I noticed SetWindowsHookExA was imported. It appears that the EXE makes use of a 3rd party static library that sets up a backdoor using WH_CBT and WH_MSGFILTER hooks to basically add an additional layer to Windows that styles dialogs and probably affords the client code a way to not deal with the regular Win32 messaging framework... which can be inferred since the application basically goes dead if these hooks are cut.

I wish I could identify the product that installs these hooks. But so far I've only been able to confirm that bypassing them restores the Unicode caption functionality.

This may seem like an obscure matter. But I think there are probably others out there that would find this useful, and I'd appreciate it if the Rating for this Question would not dip lower than 0 (frankly I don't understand why 0 isn't the floor)

This is the actual solution.
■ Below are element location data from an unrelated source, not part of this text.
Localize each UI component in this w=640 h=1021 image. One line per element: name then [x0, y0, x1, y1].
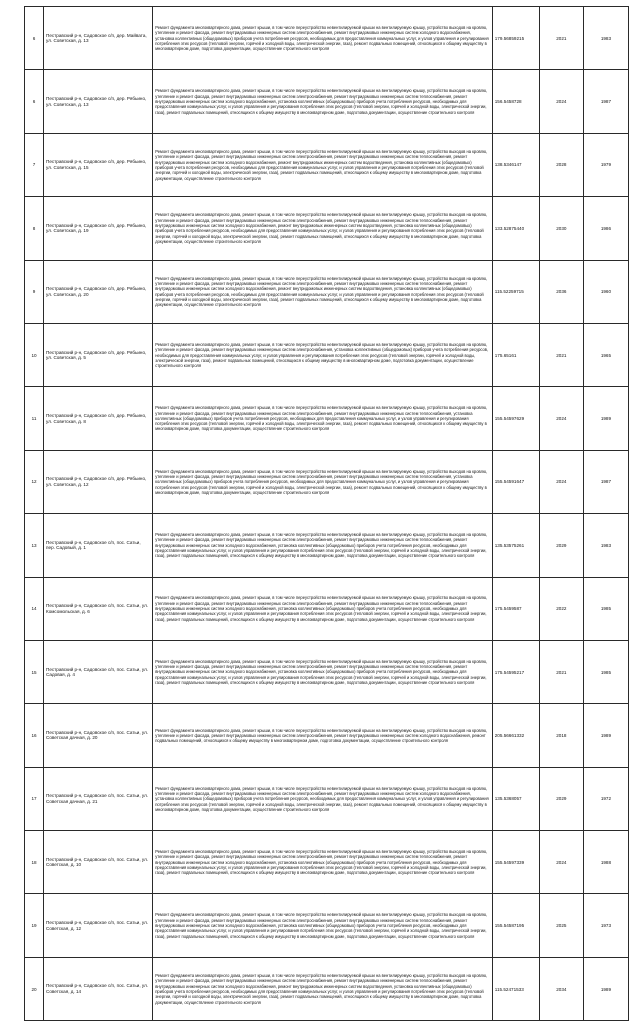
row-number: 18: [25, 831, 44, 894]
cost-cell: 155.54591647: [492, 450, 539, 513]
address-cell: Пестравский р-н, Садовское с/п, дер. Рябьино, ул. Советская, д. 8: [44, 387, 153, 450]
build-year-cell: 1979: [583, 133, 628, 196]
build-year-cell: 1983: [583, 514, 628, 577]
works-cell: Ремонт фундамента многоквартирного дома, ремонт крыши, в том числе переустройство невентилируемой крыши на вентилируемую крышу, устройство выходов на кровлю, утепление и ремонт фасада, ремонт внутридомовых инженерных систем электроснабжения, ремонт внутридомовых инженерных систем холодного водоснабжения, ремонт подвальных помещений, относящихся к общему имуществу в многоквартирном доме, подготовка документации, осуществление строительного контроля: [153, 704, 493, 767]
address-cell: Пестравский р-н, Садовское с/п, пос. Сатьи, ул. Советская дачная, д. 21: [44, 767, 153, 830]
repair-year-cell: 2036: [539, 260, 583, 323]
table-row: [25, 894, 629, 957]
works-cell: Ремонт фундамента многоквартирного дома, ремонт крыши, в том числе переустройство невентилируемой крыши на вентилируемую крышу, устройство выходов на кровлю, утепление и ремонт фасада, ремонт внутридомовых инженерных систем электроснабжения, ремонт внутридомовых инженерных систем теплоснабжения, ремонт внутридомовых инженерных систем холодного водоснабжения, ремонт внутридомовых инженерных систем водоотведения, установка коллективных (общедомовых) приборов учета потребления ресурсов, необходимых для предоставления коммунальных услуг, и узлов управления и регулирования потребления этих ресурсов (тепловой энергии, горячей и холодной воды, электрической энергии, газа), ремонт подвальных помещений, относящихся к общему имуществу в многоквартирном доме, подготовка документации, осуществление строительного контроля: [153, 260, 493, 323]
table-row: [25, 197, 629, 260]
table-row: [25, 640, 629, 703]
table-row: [25, 514, 629, 577]
address-cell: Пестравский р-н, Садовское с/п, пос. Сатьи, ул. Советская, д. 12: [44, 894, 153, 957]
table-body: [25, 7, 629, 1021]
table-row: [25, 957, 629, 1020]
repair-year-cell: 2024: [539, 450, 583, 513]
address-cell: Пестравский р-н, Садовское с/п, дер. Рябьино, ул. Советская, д. 13: [44, 70, 153, 133]
cost-cell: 175.5459587: [492, 577, 539, 640]
works-cell: Ремонт фундамента многоквартирного дома, ремонт крыши, в том числе переустройство невентилируемой крыши на вентилируемую крышу, устройство выходов на кровлю, утепление и ремонт фасада, ремонт внутридомовых инженерных систем электроснабжения, ремонт внутридомовых инженерных систем теплоснабжения, ремонт внутридомовых инженерных систем холодного водоснабжения, установка коллективных (общедомовых) приборов учета потребления ресурсов, необходимых для предоставления коммунальных услуг, и узлов управления и регулирования потребления этих ресурсов (тепловой энергии, горячей и холодной воды, электрической энергии, газа), ремонт подвальных помещений, относящихся к общему имуществу в многоквартирном доме, подготовка документации, осуществление строительного контроля: [153, 640, 493, 703]
address-cell: Пестравский р-н, Садовское с/п, дер. Рябьино, ул. Советская, д. 12: [44, 450, 153, 513]
repair-year-cell: 2021: [539, 323, 583, 386]
repair-register-table: [24, 6, 629, 1021]
build-year-cell: 1985: [583, 577, 628, 640]
row-number: 17: [25, 767, 44, 830]
build-year-cell: 1989: [583, 957, 628, 1020]
address-cell: Пестравский р-н, Садовское с/п, пос. Сатьи, ул. Садовая, д. 4: [44, 640, 153, 703]
address-cell: Пестравский р-н, Садовское с/п, дер. Майвата, ул. Советская, д. 13: [44, 7, 153, 70]
cost-cell: 135.53575261: [492, 514, 539, 577]
table-row: [25, 323, 629, 386]
address-cell: Пестравский р-н, Садовское с/п, пос. Сатьи, ул. Советская дачная, д. 20: [44, 704, 153, 767]
build-year-cell: 1987: [583, 70, 628, 133]
build-year-cell: 1988: [583, 831, 628, 894]
works-cell: Ремонт фундамента многоквартирного дома, ремонт крыши, в том числе переустройство невентилируемой крыши на вентилируемую крышу, устройство выходов на кровлю, утепление и ремонт фасада, ремонт внутридомовых инженерных систем электроснабжения, ремонт внутридомовых инженерных систем теплоснабжения, ремонт внутридомовых инженерных систем холодного водоснабжения, ремонт внутридомовых инженерных систем водоотведения, установка коллективных (общедомовых) приборов учета потребления ресурсов, необходимых для предоставления коммунальных услуг, и узлов управления и регулирования потребления этих ресурсов (тепловой энергии, горячей и холодной воды, электрической энергии, газа), ремонт подвальных помещений, относящихся к общему имуществу в многоквартирном доме, подготовка документации, осуществление строительного контроля: [153, 957, 493, 1020]
cost-cell: 205.56661332: [492, 704, 539, 767]
works-cell: Ремонт фундамента многоквартирного дома, ремонт крыши, в том числе переустройство невентилируемой крыши на вентилируемую крышу, устройство выходов на кровлю, утепление и ремонт фасада, ремонт внутридомовых инженерных систем электроснабжения, ремонт внутридомовых инженерных систем теплоснабжения, ремонт внутридомовых инженерных систем холодного водоснабжения, ремонт внутридомовых инженерных систем водоотведения, установка коллективных (общедомовых) приборов учета потребления ресурсов, необходимых для предоставления коммунальных услуг, и узлов управления и регулирования потребления этих ресурсов (тепловой энергии, горячей и холодной воды, электрической энергии, газа), ремонт подвальных помещений, относящихся к общему имуществу в многоквартирном доме, подготовка документации, осуществление строительного контроля: [153, 197, 493, 260]
row-number: 7: [25, 133, 44, 196]
row-number: 6: [25, 7, 44, 70]
address-cell: Пестравский р-н, Садовское с/п, пос. Сатьи, ул. Советская, д. 14: [44, 957, 153, 1020]
table-row: [25, 767, 629, 830]
table-row: [25, 831, 629, 894]
repair-year-cell: 2021: [539, 7, 583, 70]
works-cell: Ремонт фундамента многоквартирного дома, ремонт крыши, в том числе переустройство невентилируемой крыши на вентилируемую крышу, устройство выходов на кровлю, утепление и ремонт фасада, ремонт внутридомовых инженерных систем электроснабжения, ремонт внутридомовых инженерных систем теплоснабжения, установка коллективных (общедомовых) приборов учета потребления ресурсов, необходимых для предоставления коммунальных услуг, и узлов управления и регулирования потребления этих ресурсов (тепловой энергии, горячей и холодной воды, электрической энергии, газа), ремонт подвальных помещений, относящихся к общему имуществу в многоквартирном доме, подготовка документации, осуществление строительного контроля: [153, 450, 493, 513]
build-year-cell: 1960: [583, 260, 628, 323]
repair-year-cell: 2024: [539, 70, 583, 133]
works-cell: Ремонт фундамента многоквартирного дома, ремонт крыши, в том числе переустройство невентилируемой крыши на вентилируемую крышу, устройство выходов на кровлю, утепление и ремонт фасада, ремонт внутридомовых инженерных систем электроснабжения, ремонт внутридомовых инженерных систем холодного водоснабжения, установка коллективных (общедомовых) приборов учета потребления ресурсов, необходимых для предоставления коммунальных услуг, и узлов управления и регулирования потребления этих ресурсов (тепловой энергии, горячей и холодной воды, электрической энергии, газа), ремонт подвальных помещений, относящихся к общему имуществу в многоквартирном доме, подготовка документации, осуществление строительного контроля: [153, 767, 493, 830]
row-number: 8: [25, 197, 44, 260]
works-cell: Ремонт фундамента многоквартирного дома, ремонт крыши, в том числе переустройство невентилируемой крыши на вентилируемую крышу, устройство выходов на кровлю, утепление и ремонт фасада, ремонт внутридомовых инженерных систем электроснабжения, ремонт внутридомовых инженерных систем теплоснабжения, ремонт внутридомовых инженерных систем холодного водоснабжения, ремонт внутридомовых инженерных систем водоотведения, установка коллективных (общедомовых) приборов учета потребления ресурсов, необходимых для предоставления коммунальных услуг, и узлов управления и регулирования потребления этих ресурсов (тепловой энергии, горячей и холодной воды, электрической энергии, газа), ремонт подвальных помещений, относящихся к общему имуществу в многоквартирном доме, подготовка документации, осуществление строительного контроля: [153, 133, 493, 196]
row-number: 19: [25, 894, 44, 957]
build-year-cell: 1983: [583, 7, 628, 70]
table-row: [25, 70, 629, 133]
row-number: 16: [25, 704, 44, 767]
row-number: 15: [25, 640, 44, 703]
row-number: 20: [25, 957, 44, 1020]
cost-cell: 155.54587195: [492, 894, 539, 957]
address-cell: Пестравский р-н, Садовское с/п, дер. Рябьино, ул. Советская, д. 15: [44, 133, 153, 196]
works-cell: Ремонт фундамента многоквартирного дома, ремонт крыши, в том числе переустройство невентилируемой крыши на вентилируемую крышу, устройство выходов на кровлю, утепление и ремонт фасада, ремонт внутридомовых инженерных систем электроснабжения, ремонт внутридомовых инженерных систем теплоснабжения, ремонт внутридомовых инженерных систем холодного водоснабжения, установка коллективных (общедомовых) приборов учета потребления ресурсов, необходимых для предоставления коммунальных услуг, и узлов управления и регулирования потребления этих ресурсов (тепловой энергии, горячей и холодной воды, электрической энергии, газа), ремонт подвальных помещений, относящихся к общему имуществу в многоквартирном доме, подготовка документации, осуществление строительного контроля: [153, 894, 493, 957]
works-cell: Ремонт фундамента многоквартирного дома, ремонт крыши, в том числе переустройство невентилируемой крыши на вентилируемую крышу, устройство выходов на кровлю, утепление и ремонт фасада, ремонт внутридомовых инженерных систем электроснабжения, ремонт внутридомовых инженерных систем теплоснабжения, ремонт внутридомовых инженерных систем холодного водоснабжения, установка коллективных (общедомовых) приборов учета потребления ресурсов, необходимых для предоставления коммунальных услуг, и узлов управления и регулирования потребления этих ресурсов (тепловой энергии, горячей и холодной воды, электрической энергии, газа), ремонт подвальных помещений, относящихся к общему имуществу в многоквартирном доме, подготовка документации, осуществление строительного контроля: [153, 831, 493, 894]
cost-cell: 138.5346147: [492, 133, 539, 196]
repair-year-cell: 2024: [539, 387, 583, 450]
row-number: 12: [25, 450, 44, 513]
works-cell: Ремонт фундамента многоквартирного дома, ремонт крыши, в том числе переустройство невентилируемой крыши на вентилируемую крышу, устройство выходов на кровлю, утепление и ремонт фасада, ремонт внутридомовых инженерных систем электроснабжения, установка коллективных (общедомовых) приборов учета потребления ресурсов, необходимых для предоставления коммунальных услуг, и узлов управления и регулирования потребления этих ресурсов (тепловой энергии, горячей и холодной воды, электрической энергии, газа), ремонт подвальных помещений, относящихся к общему имуществу в многоквартирном доме, подготовка документации, осуществление строительного контроля: [153, 323, 493, 386]
build-year-cell: 1989: [583, 704, 628, 767]
build-year-cell: 1989: [583, 387, 628, 450]
table-row: [25, 7, 629, 70]
table-row: [25, 704, 629, 767]
cost-cell: 135.5368057: [492, 767, 539, 830]
table-row: [25, 387, 629, 450]
address-cell: Пестравский р-н, Садовское с/п, дер. Рябьино, ул. Советская, д. 19: [44, 197, 153, 260]
repair-year-cell: 2025: [539, 894, 583, 957]
repair-year-cell: 2021: [539, 640, 583, 703]
cost-cell: 155.54597629: [492, 387, 539, 450]
address-cell: Пестравский р-н, Садовское с/п, пос. Сатьи, пер. Садовый, д. 1: [44, 514, 153, 577]
works-cell: Ремонт фундамента многоквартирного дома, ремонт крыши, в том числе переустройство невентилируемой крыши на вентилируемую крышу, устройство выходов на кровлю, утепление и ремонт фасада, ремонт внутридомовых инженерных систем электроснабжения, ремонт внутридомовых инженерных систем теплоснабжения, установка коллективных (общедомовых) приборов учета потребления ресурсов, необходимых для предоставления коммунальных услуг, и узлов управления и регулирования потребления этих ресурсов (тепловой энергии, горячей и холодной воды, электрической энергии, газа), ремонт подвальных помещений, относящихся к общему имуществу в многоквартирном доме, подготовка документации, осуществление строительного контроля: [153, 387, 493, 450]
cost-cell: 175.54595217: [492, 640, 539, 703]
address-cell: Пестравский р-н, Садовское с/п, дер. Рябьино, ул. Советская, д. 20: [44, 260, 153, 323]
row-number: 10: [25, 323, 44, 386]
cost-cell: 179.56859215: [492, 7, 539, 70]
address-cell: Пестравский р-н, Садовское с/п, пос. Сатьи, ул. Комсомольская, д. 6: [44, 577, 153, 640]
repair-year-cell: 2024: [539, 831, 583, 894]
address-cell: Пестравский р-н, Садовское с/п, дер. Рябьино, ул. Советская, д. 5: [44, 323, 153, 386]
repair-year-cell: 2030: [539, 197, 583, 260]
cost-cell: 175.65161: [492, 323, 539, 386]
row-number: 13: [25, 514, 44, 577]
table-row: [25, 133, 629, 196]
repair-year-cell: 2028: [539, 133, 583, 196]
cost-cell: 156.5458728: [492, 70, 539, 133]
row-number: 14: [25, 577, 44, 640]
repair-year-cell: 2029: [539, 767, 583, 830]
cost-cell: 155.54597339: [492, 831, 539, 894]
build-year-cell: 1972: [583, 767, 628, 830]
row-number: 9: [25, 260, 44, 323]
build-year-cell: 1973: [583, 894, 628, 957]
works-cell: Ремонт фундамента многоквартирного дома, ремонт крыши, в том числе переустройство невентилируемой крыши на вентилируемую крышу, устройство выходов на кровлю, утепление и ремонт фасада, ремонт внутридомовых инженерных систем электроснабжения, ремонт внутридомовых инженерных систем теплоснабжения, ремонт внутридомовых инженерных систем холодного водоснабжения, установка коллективных (общедомовых) приборов учета потребления ресурсов, необходимых для предоставления коммунальных услуг, и узлов управления и регулирования потребления этих ресурсов (тепловой энергии, горячей и холодной воды, электрической энергии, газа), ремонт подвальных помещений, относящихся к общему имуществу в многоквартирном доме, подготовка документации, осуществление строительного контроля: [153, 70, 493, 133]
repair-year-cell: 2029: [539, 514, 583, 577]
table-row: [25, 260, 629, 323]
build-year-cell: 1965: [583, 323, 628, 386]
table-row: [25, 577, 629, 640]
repair-year-cell: 2034: [539, 957, 583, 1020]
cost-cell: 115.52259715: [492, 260, 539, 323]
row-number: 11: [25, 387, 44, 450]
repair-year-cell: 2018: [539, 704, 583, 767]
works-cell: Ремонт фундамента многоквартирного дома, ремонт крыши, в том числе переустройство невентилируемой крыши на вентилируемую крышу, устройство выходов на кровлю, утепление и ремонт фасада, ремонт внутридомовых инженерных систем электроснабжения, ремонт внутридомовых инженерных систем теплоснабжения, ремонт внутридомовых инженерных систем холодного водоснабжения, установка коллективных (общедомовых) приборов учета потребления ресурсов, необходимых для предоставления коммунальных услуг, и узлов управления и регулирования потребления этих ресурсов (тепловой энергии, горячей и холодной воды, электрической энергии, газа), ремонт подвальных помещений, относящихся к общему имуществу в многоквартирном доме, подготовка документации, осуществление строительного контроля: [153, 514, 493, 577]
cost-cell: 133.52875440: [492, 197, 539, 260]
build-year-cell: 1987: [583, 450, 628, 513]
build-year-cell: 1986: [583, 197, 628, 260]
repair-year-cell: 2022: [539, 577, 583, 640]
works-cell: Ремонт фундамента многоквартирного дома, ремонт крыши, в том числе переустройство невентилируемой крыши на вентилируемую крышу, устройство выходов на кровлю, утепление и ремонт фасада, ремонт внутридомовых инженерных систем электроснабжения, ремонт внутридомовых инженерных систем теплоснабжения, ремонт внутридомовых инженерных систем холодного водоснабжения, установка коллективных (общедомовых) приборов учета потребления ресурсов, необходимых для предоставления коммунальных услуг, и узлов управления и регулирования потребления этих ресурсов (тепловой энергии, горячей и холодной воды, электрической энергии, газа), ремонт подвальных помещений, относящихся к общему имуществу в многоквартирном доме, подготовка документации, осуществление строительного контроля: [153, 577, 493, 640]
row-number: 6: [25, 70, 44, 133]
cost-cell: 115.52471533: [492, 957, 539, 1020]
table-row: [25, 450, 629, 513]
address-cell: Пестравский р-н, Садовское с/п, пос. Сатьи, ул. Советская, д. 10: [44, 831, 153, 894]
works-cell: Ремонт фундамента многоквартирного дома, ремонт крыши, в том числе переустройство невентилируемой крыши на вентилируемую крышу, устройство выходов на кровлю, утепление и ремонт фасада, ремонт внутридомовых инженерных систем электроснабжения, ремонт внутридомовых инженерных систем холодного водоснабжения, установка коллективных (общедомовых) приборов учета потребления ресурсов, необходимых для предоставления коммунальных услуг, и узлов управления и регулирования потребления этих ресурсов (тепловой энергии, горячей и холодной воды, электрической энергии, газа), ремонт подвальных помещений, относящихся к общему имуществу в многоквартирном доме, подготовка документации, осуществление строительного контроля: [153, 7, 493, 70]
build-year-cell: 1985: [583, 640, 628, 703]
Although the other answer is good food for thought. Also, add SetWindowLong[Ptr] to the list of APIs that need to make use of the W variety. In truth the other APIs alluded to above don't seem to matter in this particular case, but better safe than sorry.

نصائح أخرى

Your DLL may be creating Unicode windows, but if it is not running its own message loops to service those windows, then they are being serviced by the application's existing message loops, which are still using Ansi APIs (GetMessageA(), DispatchMessageA(), etc), so Unicode data is going to get translated to Ansi, which will lose Unicode characters that cannot be translated to Ansi. That has nothing to do with the EXE image, manifests, preprocessor, etc.